Almost immediately, she met the man who became her husband, a contractor named Carl Dean, who rarely appears with her in public and will not be attending the Kennedy Center Honors. After accompanying her to an awards ceremony in 1966, he told her, "I am not going to any more of these wingdings." And, she writes in her book, "He has been a wingdingless man of his word ever since."
Parton spent seven years, from 1967 to 1974, on Porter Wagoner's syndicated TV show before striking out on her own. She suffered a bout of depression that lasted about 18 months in the early 1980s.
"I was having a lot of hormonal things, female problems and overweight and all sorts of things. I think I just worked so fast, so hard, all my life, it's just one of those times where God just had to knock me down to say, 'Now get up and act right,'" she says. "Actually, I was much better after that all happened."
She has been pretty unstoppable since. Her current schedule includes casino dates followed by a month-long tour of the British Isles and Scandinavia in March.
Buckingham, her producer and Kennedy Center escort, has been at her side for other accolades - her 1999 induction into the Country Music Hall of Fame; her 2001 induction into the Songwriters Hall of Fame; and the 2004 Living Legend Award ceremony at the Library of Congress.
While the Kennedy Center Honors may have come as a surprise to her, the tribute didn't surprise him at all.
Parton's impact has been "huge," Buckingham says, "not just because of her body of work as a singer and songwriter and an actress but her philanthropic work." That impact isn't limited to this country.
"I've been around different parts of the world with her - the U.K., Switzerland, Amsterdam, Paris," he says. "There's no place you go ... that people don't know her.
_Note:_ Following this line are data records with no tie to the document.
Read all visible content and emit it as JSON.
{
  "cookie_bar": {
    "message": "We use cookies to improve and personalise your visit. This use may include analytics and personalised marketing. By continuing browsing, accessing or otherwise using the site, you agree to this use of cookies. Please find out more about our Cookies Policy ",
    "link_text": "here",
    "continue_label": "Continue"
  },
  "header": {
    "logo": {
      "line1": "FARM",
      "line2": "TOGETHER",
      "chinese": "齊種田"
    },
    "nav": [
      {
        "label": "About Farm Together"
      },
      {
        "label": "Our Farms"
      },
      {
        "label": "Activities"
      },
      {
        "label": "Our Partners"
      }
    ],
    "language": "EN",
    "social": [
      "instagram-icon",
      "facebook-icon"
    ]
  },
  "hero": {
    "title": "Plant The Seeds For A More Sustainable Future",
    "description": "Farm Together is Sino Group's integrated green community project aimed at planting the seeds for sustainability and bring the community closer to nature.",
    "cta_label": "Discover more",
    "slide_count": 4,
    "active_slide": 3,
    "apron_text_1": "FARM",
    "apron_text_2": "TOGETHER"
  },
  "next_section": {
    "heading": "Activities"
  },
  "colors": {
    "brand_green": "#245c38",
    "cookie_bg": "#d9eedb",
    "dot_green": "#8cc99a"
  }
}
I always say, the one thing you never hear when you're anywhere with her is, 'I wonder if that's Dolly Parton?' because there's no doubt."
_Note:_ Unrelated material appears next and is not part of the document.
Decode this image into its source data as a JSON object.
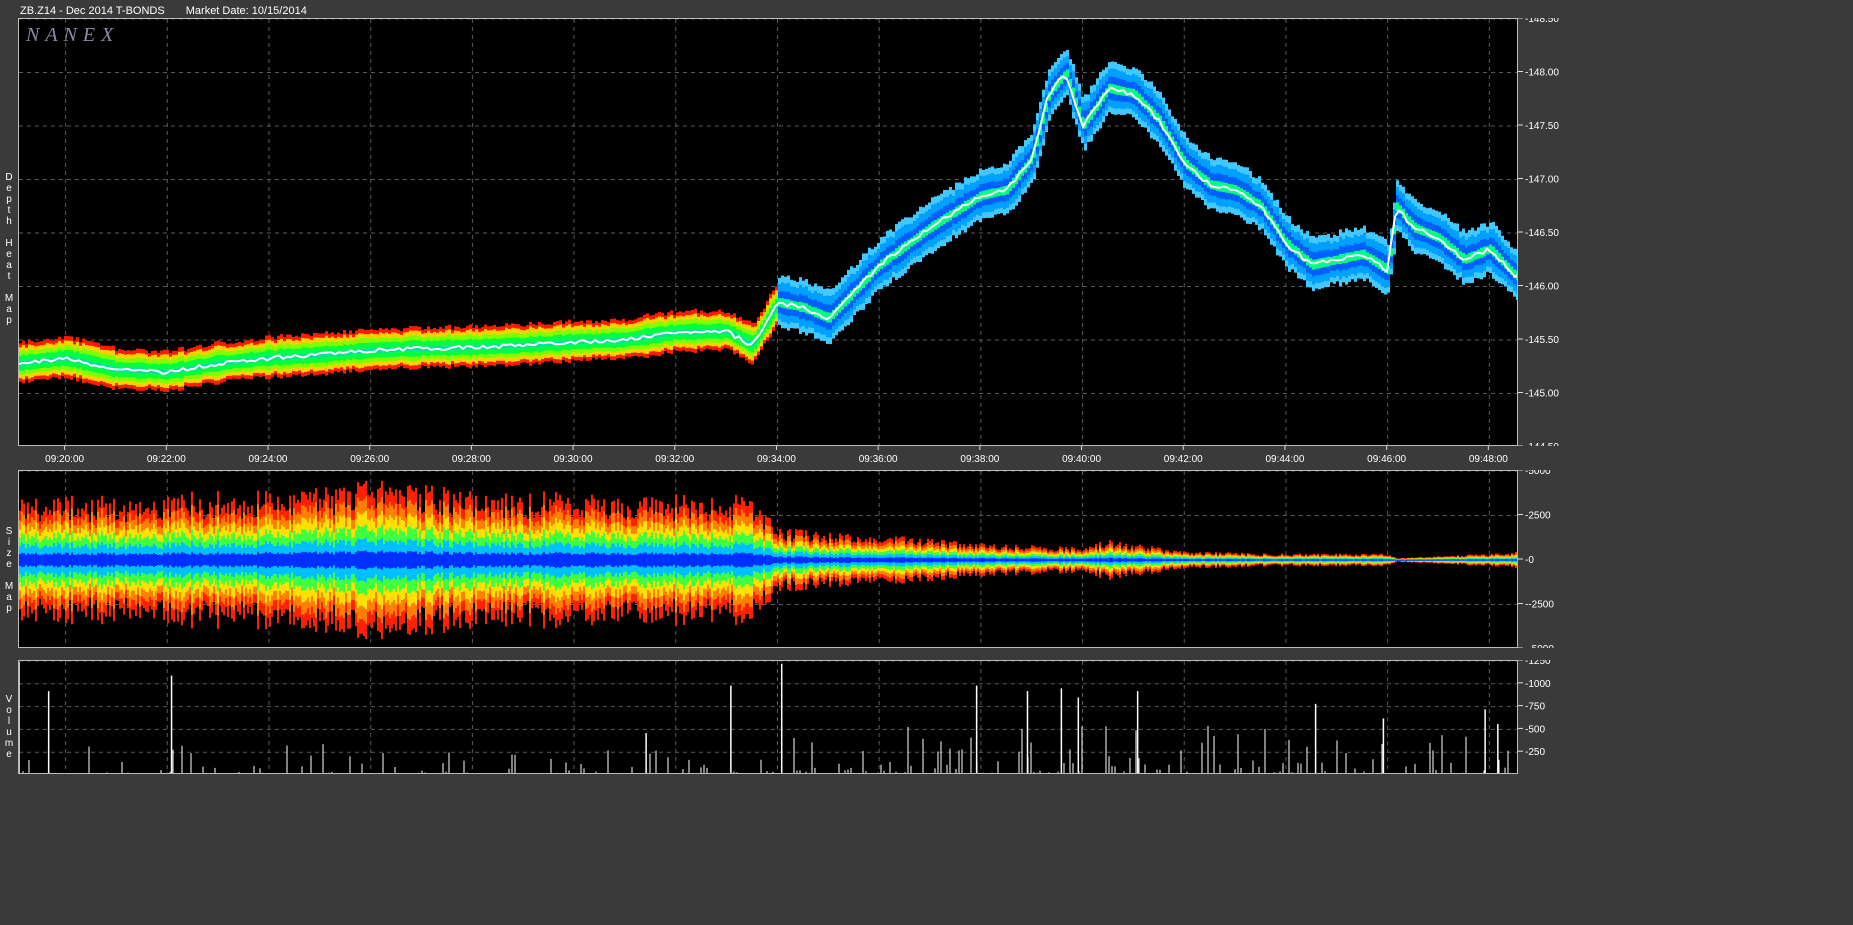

j.wynn.rousuck@baltsun.com
Dolly Parton
Born:
Jan. 19, 1946, near Sevierville, Tenn.
Recordings:
25 No. 1 country singles, including "Jolene" (1973), "I Will Always Love You" (1974 and 1982), "Here You Come Again" (1977), "Islands in the Stream" (1983), "Why'd You Come in Here Lookin' Like That" (1989)
Movies:
9 to 5 (1980), The Best Little Whorehouse in Texas (1982), Rhinestone (1984), Steel Magnolias (1989), Straight Talk (1992)
Awards:
Country Music Association Awards including Female Vocalist of the Year (1975, 1976), Entertainer of the Year (1978), Musical Event of the Year (2006, with Brad Paisley); Country Music Hall of Fame (1999); Songwriters Hall of Fame (2001); Library of Congress Living Legend (2004); Kennedy Center Honors (2006)
Current projects:
Composing score for Broadway musical of 9 to 5; European tour, March; working on new CD, Country Is As Country Does
Family:
Married to Carl Dean, a contractor, since 1966
On her signature look:
"It costs a lot to make a person look this cheap."